Ans. Yes, we can help him with counselling. At times when medicines become necessary it is equally important to start counselling too along-with the medicines. Please continue the medicines and bring him to us. Once we have a face to face we could continue the rest of the follow-up sessions on phone counselling. We regularly offer telecounselling services to out-station people and people living abroad. Your wife may need counselling too as she is affected by the state of your son. Please assure her that things will be fine and he will be back to normal soon enough. Take care of your mind as you are the only care-giver it seems in the family. Please call us for an appointment soon.

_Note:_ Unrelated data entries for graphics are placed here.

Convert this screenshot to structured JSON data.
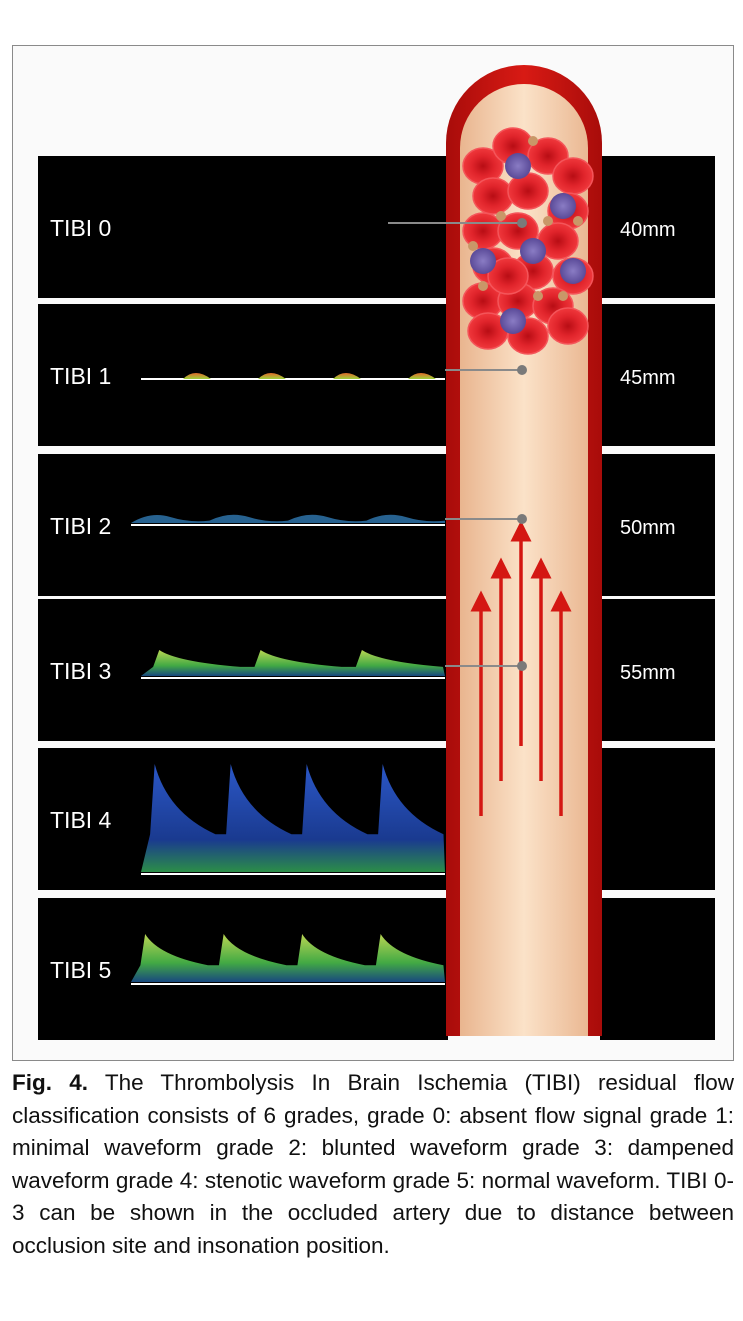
{
  "grades": [
    {
      "label": "TIBI 0",
      "distance": "40mm"
    },
    {
      "label": "TIBI 1",
      "distance": "45mm"
    },
    {
      "label": "TIBI 2",
      "distance": "50mm"
    },
    {
      "label": "TIBI 3",
      "distance": "55mm"
    },
    {
      "label": "TIBI 4",
      "distance": ""
    },
    {
      "label": "TIBI 5",
      "distance": ""
    }
  ],
  "caption": {
    "label": "Fig. 4.",
    "text": "The Thrombolysis In Brain Ischemia (TIBI) residual flow classification consists of 6 grades, grade 0: absent flow signal grade 1: minimal waveform grade 2: blunted waveform grade 3: dampened waveform grade 4: stenotic waveform grade 5: normal waveform. TIBI 0-3 can be shown in the occluded artery due to distance between occlusion site and insonation position."
  },
  "colors": {
    "panel_bg": "#000000",
    "artery_wall": "#c8140f",
    "artery_lumen": "#f7d3b4",
    "flow_arrow": "#d41712",
    "rbc": "#e3242b",
    "wbc": "#6a5aa8",
    "platelet": "#c99768"
  }
}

Q. I am a young girl studying in 10 Std. I was a good student till 8 Std and my problems began from a year ago from 9 Std. There was a boy who would stare at me all the time and make me nervous. I told my friends after many months because it was disturbing my mind a lot. I could not tell my parents and now I feel I should have told my parents. My friends misguided me by saying that he likes me /loves me and all that and I should talk to him and respond back and all such stupid things. My friends started teasing me with that boy’s name and it disturbed me even more. Once they pushed me to say hello to him and I am a very shy person but still I did say hello. He started laughing and ran away! I was very insulted and had a fight with my friends for this. Now my friends stopped talking to me and that idiot also ran away and I am totally lost myself. I lost interest in studies and in meeting people and doing anything. Please help me madam –am I going mad?
Ans. No, you are not going mad and are perfectly alright and it is nice of you to write to us your problem. Sharing and talking about a problem makes resolution faster. I agree that you should have shared it with your mother or teacher who would have guided you properly. Your immature friends enjoyed the show at your expense and rightly said misguided you. You felt confused, insulted, humiliated, and faced a situation where your felt rejected. The boy was only playing a game with you and sometimes these boys get into bets with other boys and play pranks on girls and others. You were a victim of just one such prank. Keep your emotions in check, try to accept the fact that you were the target of a bad joke and now it is over. Make new friends and forget the ones who acted against you. Focus on your final board exams and do well in them and show them your calibre. I wish you all the best. Come for counselling if the problem persists.